Udelv, a self-driving delivery startup, announced that it was teaming up with Walmart to pilot an autonomous grocery delivery service. The Burlingame, California-based company said it was also partnering with Baidu to pilot the Chinese search giant’s latest autonomous driving open platform, Apollo 3.5.
It’s the latest in a series of announcements centered on the use of autonomous vehicles in last-mile delivery scenarios, underscoring a core truth about the future: it’s risky to put human passengers in robot vehicles, but it’s much less risky to put groceries and Amazon packages in them.

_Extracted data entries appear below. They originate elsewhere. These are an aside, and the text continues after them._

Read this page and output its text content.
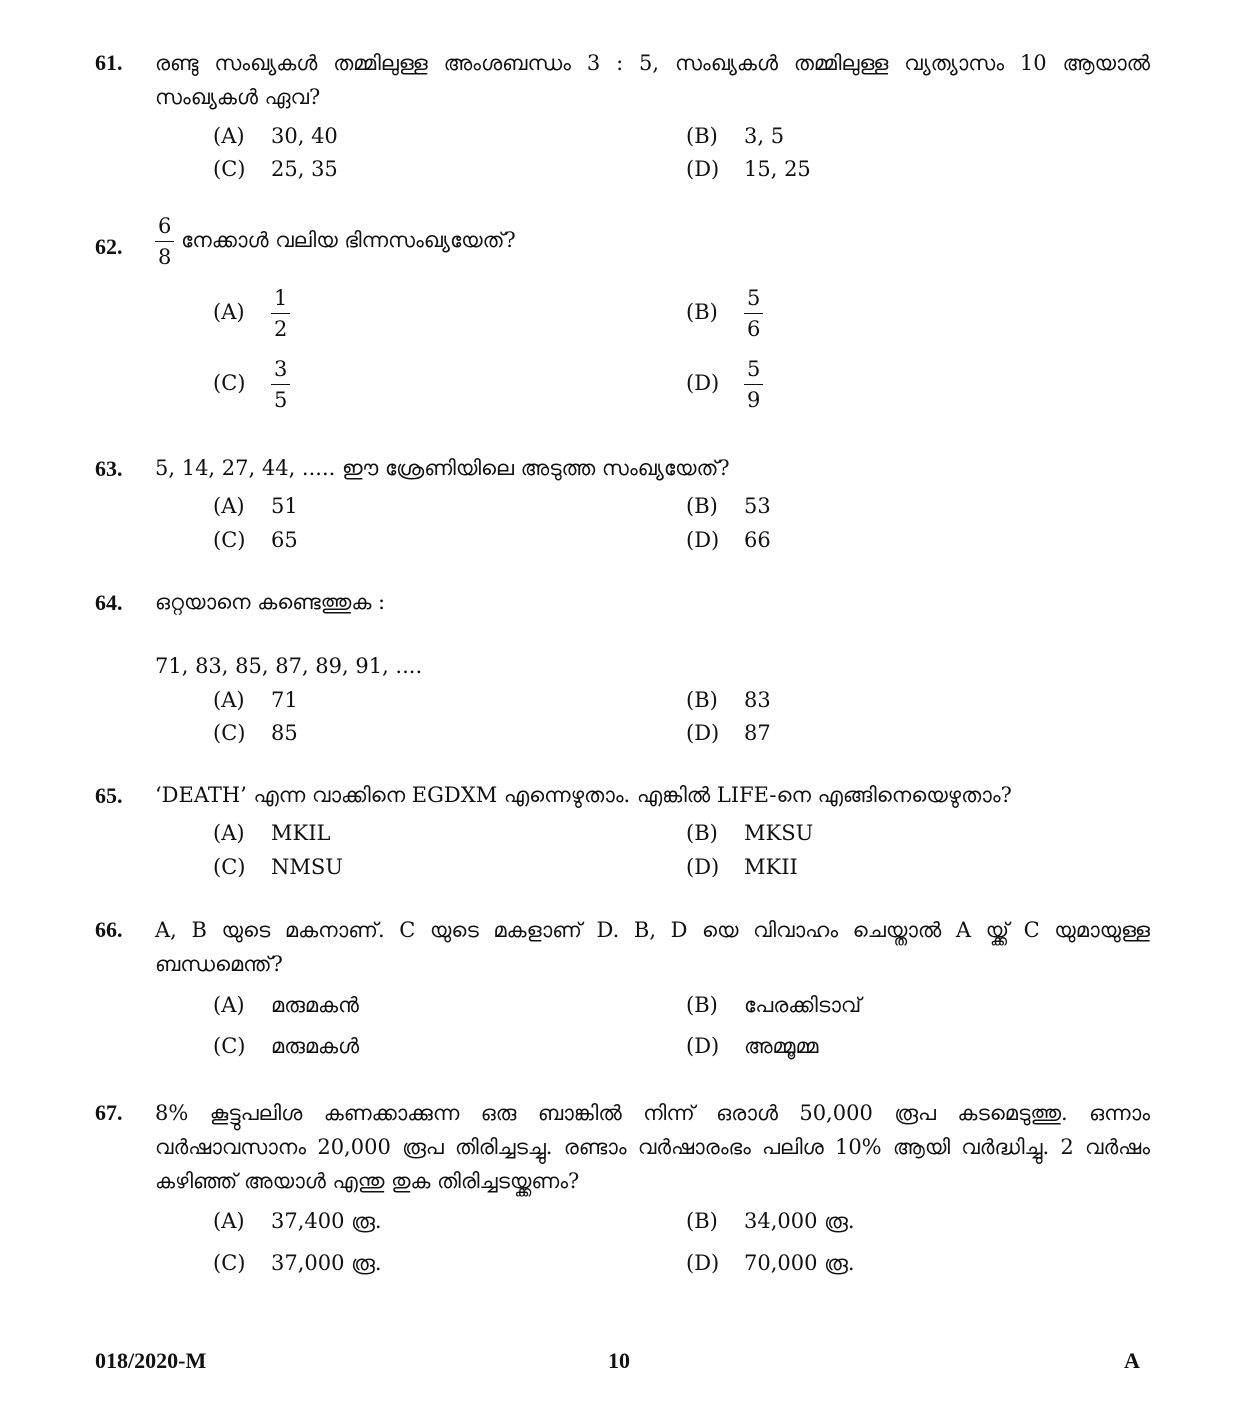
61. രണ്ടു സംഖ്യകൾ തമ്മിലുള്ള അംശബന്ധം 3 : 5, സംഖ്യകൾ തമ്മിലുള്ള വ്യത്യാസം 10 ആയാൽ സംഖ്യകൾ ഏവ?
(A) 30, 40	(B) 3, 5
(C) 25, 35	(D) 15, 25
62. $\frac{6}{8}$ നേക്കാൾ വലിയ ഭിന്നസംഖ്യയേത്?
$(A) \frac{1}{2}$	$(B) \frac{5}{6}$
$(C) \frac{3}{5}$	$(D) \frac{5}{9}$
63. 5, 14, 27, 44, ..... ഈ ശ്രേണിയിലെ അടുത്ത സംഖ്യയേത്?
(A) 51	(B) 53
(C) 65	(D) 66
64. ഒറ്റയാനെ കണ്ടെത്തുക :
71, 83, 85, 87, 89, 91, ....
(A) 71	(B) 83
(C) 85	(D) 87
65. ‘DEATH’ എന്ന വാക്കിനെ EGDXM എന്നെഴുതാം. എങ്കിൽ LIFE-നെ എങ്ങിനെയെഴുതാം?
(A) MKIL	(B) MKSU
(C) NMSU	(D) MKII
66. A, B യുടെ മകനാണ്. C യുടെ മകളാണ് D. B, D യെ വിവാഹം ചെയ്താൽ A യ്ക്ക് C യുമായുള്ള ബന്ധമെന്ത്?
(A) മരുമകൻ	(B) പേരക്കിടാവ്
(C) മരുമകൾ	(D) അമ്മൂമ്മ
67. 8% കൂട്ടുപലിശ കണക്കാക്കുന്ന ഒരു ബാങ്കിൽ നിന്ന് ഒരാൾ 50,000 രൂപ കടമെടുത്തു. ഒന്നാം വർഷാവസാനം 20,000 രൂപ തിരിച്ചടച്ചു. രണ്ടാം വർഷാരംഭം പലിശ 10% ആയി വർദ്ധിച്ചു. 2 വർഷം കഴിഞ്ഞ് അയാൾ എന്തു തുക തിരിച്ചടയ്ക്കണം?
(A) 37,400 രൂ.	(B) 34,000 രൂ.
(C) 37,000 രൂ.	(D) 70,000 രൂ.
018/2020-M	10	A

A less risky application for AVs
Udelv has been using its fleet of autonomous vans to test grocery delivery with a variety of food markets. Last year, the startup signed a deal to supply Oklahoma City’s largest grocery chain with self-driving vehicles. Previously, the company’s bright orange vans were delivering groceries for the high-end Draeger’s Market chain in the Bay Area city of San Mateo. Udelv said it has completed 1,200 deliveries, and it says it will deliver up to 100 autonomous vans to customers in 2019.

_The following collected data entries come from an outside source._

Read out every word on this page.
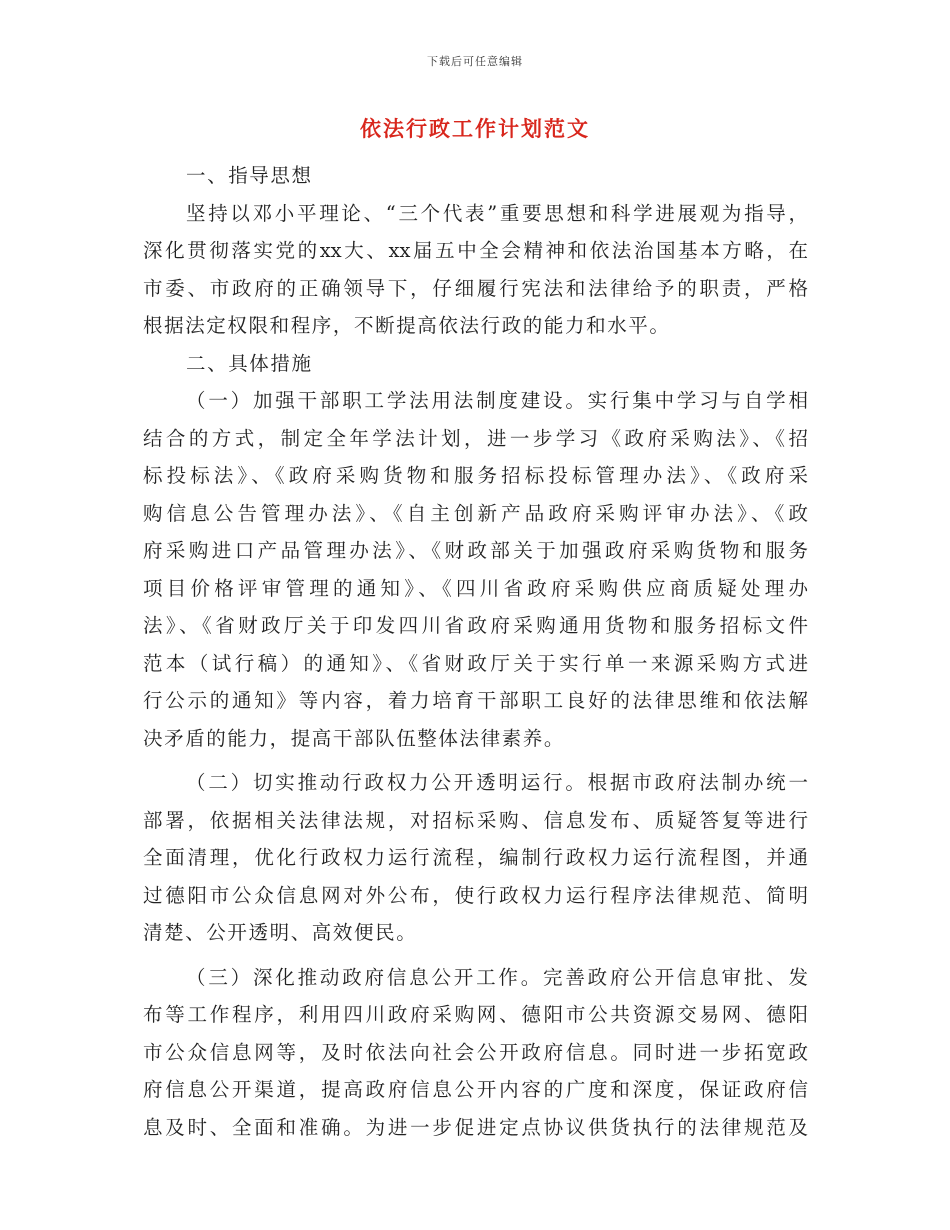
下载后可任意编辑
依法行政工作计划范文
一、指导思想
坚持以邓小平理论、“三个代表”重要思想和科学进展观为指导，
深化贯彻落实党的xx大、xx届五中全会精神和依法治国基本方略，在
市委、市政府的正确领导下，仔细履行宪法和法律给予的职责，严格
根据法定权限和程序，不断提高依法行政的能力和水平。
二、具体措施
（一）加强干部职工学法用法制度建设。实行集中学习与自学相
结合的方式，制定全年学法计划，进一步学习《政府采购法》、《招
标投标法》、《政府采购货物和服务招标投标管理办法》、《政府采
购信息公告管理办法》、《自主创新产品政府采购评审办法》、《政
府采购进口产品管理办法》、《财政部关于加强政府采购货物和服务
项目价格评审管理的通知》、《四川省政府采购供应商质疑处理办
法》、《省财政厅关于印发四川省政府采购通用货物和服务招标文件
范本（试行稿）的通知》、《省财政厅关于实行单一来源采购方式进
行公示的通知》等内容，着力培育干部职工良好的法律思维和依法解
决矛盾的能力，提高干部队伍整体法律素养。
（二）切实推动行政权力公开透明运行。根据市政府法制办统一
部署，依据相关法律法规，对招标采购、信息发布、质疑答复等进行
全面清理，优化行政权力运行流程，编制行政权力运行流程图，并通
过德阳市公众信息网对外公布，使行政权力运行程序法律规范、简明
清楚、公开透明、高效便民。
（三）深化推动政府信息公开工作。完善政府公开信息审批、发
布等工作程序，利用四川政府采购网、德阳市公共资源交易网、德阳
市公众信息网等，及时依法向社会公开政府信息。同时进一步拓宽政
府信息公开渠道，提高政府信息公开内容的广度和深度，保证政府信
息及时、全面和准确。为进一步促进定点协议供货执行的法律规范及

Udelv is also releasing its second-generation delivery vehicle, the Newton, following months of “close collaboration” between the startup and Baidu, the Google of China. Launched in 2017, Baidu’s Apollo project encompasses both hardware and software, providing partners with the tech and open-source code needed to help their own vehicles perceive obstacles, plan their routes, and otherwise move around our world.

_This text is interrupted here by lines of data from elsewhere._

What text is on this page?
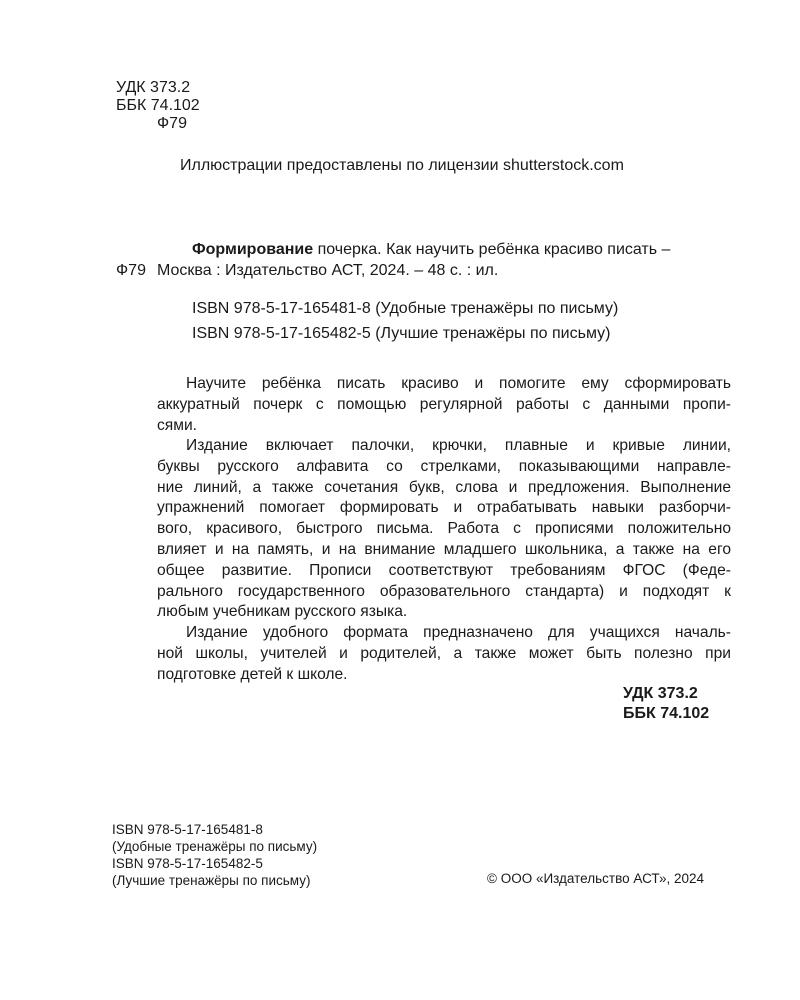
УДК 373.2
ББК 74.102
Ф79
Иллюстрации предоставлены по лицензии shutterstock.com
Формирование почерка. Как научить ребёнка красиво писать –
Ф79 Москва : Издательство АСТ, 2024. – 48 с. : ил.
ISBN 978-5-17-165481-8 (Удобные тренажёры по письму)
ISBN 978-5-17-165482-5 (Лучшие тренажёры по письму)
Научите ребёнка писать красиво и помогите ему сформировать
аккуратный почерк с помощью регулярной работы с данными пропи-
сями.
Издание включает палочки, крючки, плавные и кривые линии,
буквы русского алфавита со стрелками, показывающими направле-
ние линий, а также сочетания букв, слова и предложения. Выполнение
упражнений помогает формировать и отрабатывать навыки разборчи-
вого, красивого, быстрого письма. Работа с прописями положительно
влияет и на память, и на внимание младшего школьника, а также на его
общее развитие. Прописи соответствуют требованиям ФГОС (Феде-
рального государственного образовательного стандарта) и подходят к
любым учебникам русского языка.
Издание удобного формата предназначено для учащихся началь-
ной школы, учителей и родителей, а также может быть полезно при
подготовке детей к школе.
УДК 373.2
ББК 74.102
ISBN 978-5-17-165481-8
(Удобные тренажёры по письму)
ISBN 978-5-17-165482-5
(Лучшие тренажёры по письму)	© ООО «Издательство АСТ», 2024
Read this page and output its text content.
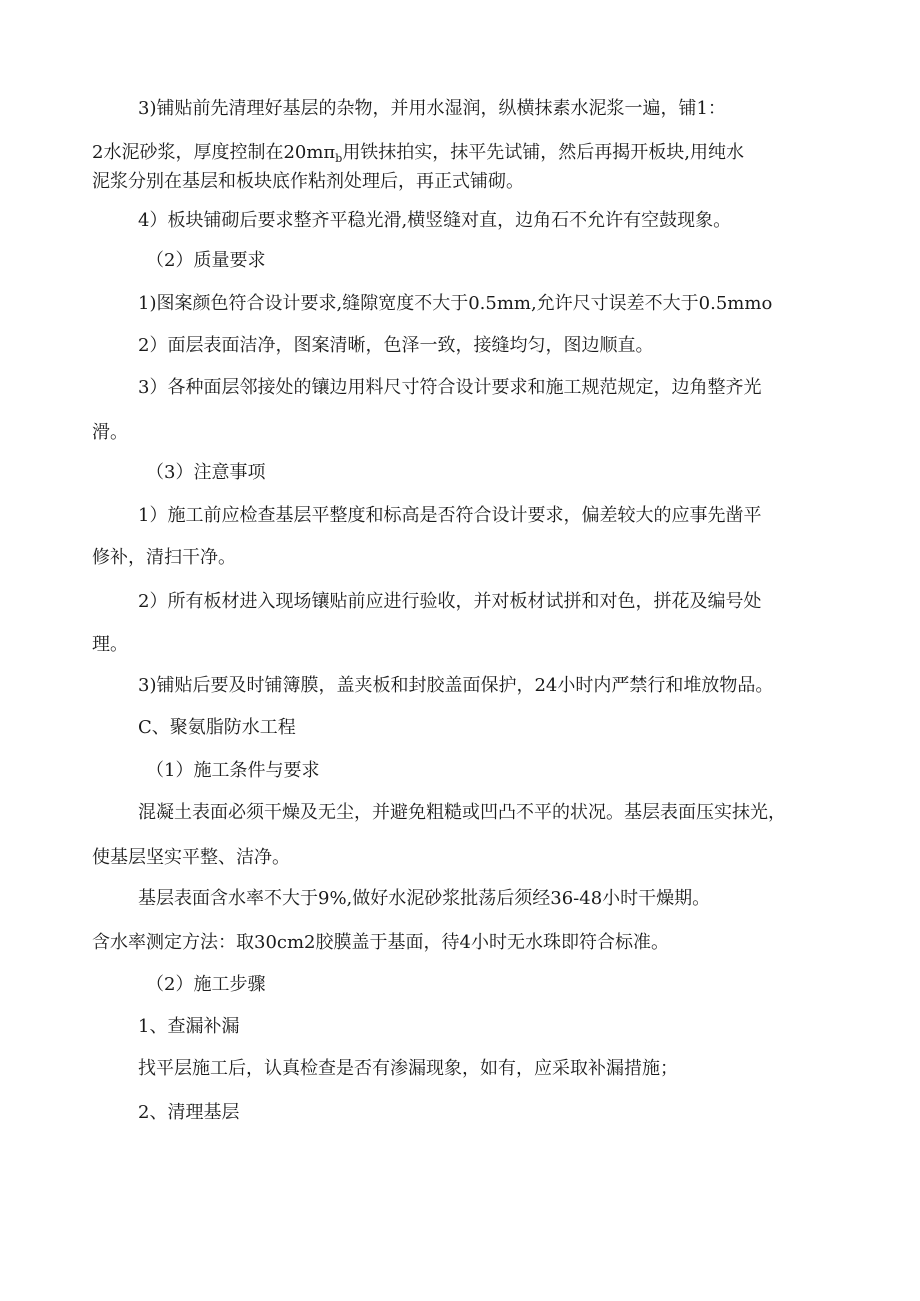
3)铺贴前先清理好基层的杂物，并用水湿润，纵横抹素水泥浆一遍，铺1：
2水泥砂浆，厚度控制在$20m\pi_b$用铁抹拍实，抹平先试铺，然后再揭开板块,用纯水
泥浆分别在基层和板块底作粘剂处理后，再正式铺砌。
4）板块铺砌后要求整齐平稳光滑,横竖缝对直，边角石不允许有空鼓现象。
（2）质量要求
1)图案颜色符合设计要求,缝隙宽度不大于0.5mm,允许尺寸误差不大于0.5mmo
2）面层表面洁净，图案清晰，色泽一致，接缝均匀，图边顺直。
3）各种面层邻接处的镶边用料尺寸符合设计要求和施工规范规定，边角整齐光
滑。
（3）注意事项
1）施工前应检查基层平整度和标高是否符合设计要求，偏差较大的应事先凿平
修补，清扫干净。
2）所有板材进入现场镶贴前应进行验收，并对板材试拼和对色，拼花及编号处
理。
3)铺贴后要及时铺簿膜，盖夹板和封胶盖面保护，24小时内严禁行和堆放物品。
C、聚氨脂防水工程
（1）施工条件与要求
混凝土表面必须干燥及无尘，并避免粗糙或凹凸不平的状况。基层表面压实抹光，
使基层坚实平整、洁净。
基层表面含水率不大于9%,做好水泥砂浆批荡后须经36-48小时干燥期。
含水率测定方法：取30cm2胶膜盖于基面，待4小时无水珠即符合标准。
（2）施工步骤
1、查漏补漏
找平层施工后，认真检查是否有渗漏现象，如有，应采取补漏措施；
2、清理基层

Udelv isn’t the only company that’s thinking about how to combine the lucrative grocery delivery industry with self-driving cars. Online grocery shopping could grow five-fold over the next decade, with American consumers spending upward of $100 billion on food-at-home items by 2025, according to a recent report.
Ford recently announced it also was partnering with Walmart as well as Postmates in an autonomous delivery pilot. GM’s Cruise is teaming up with DoorDash in San Francisco. Self-driving startup AutoX is delivering groceries in its small fleet of retrofitted Lincoln MKZ vehicles in San Jose. And Nuro, a company founded in 2016 by two veterans of Google’s original self-driving team, is teaming up with supermarket giant Kroger to deliver groceries to residents in Arizona.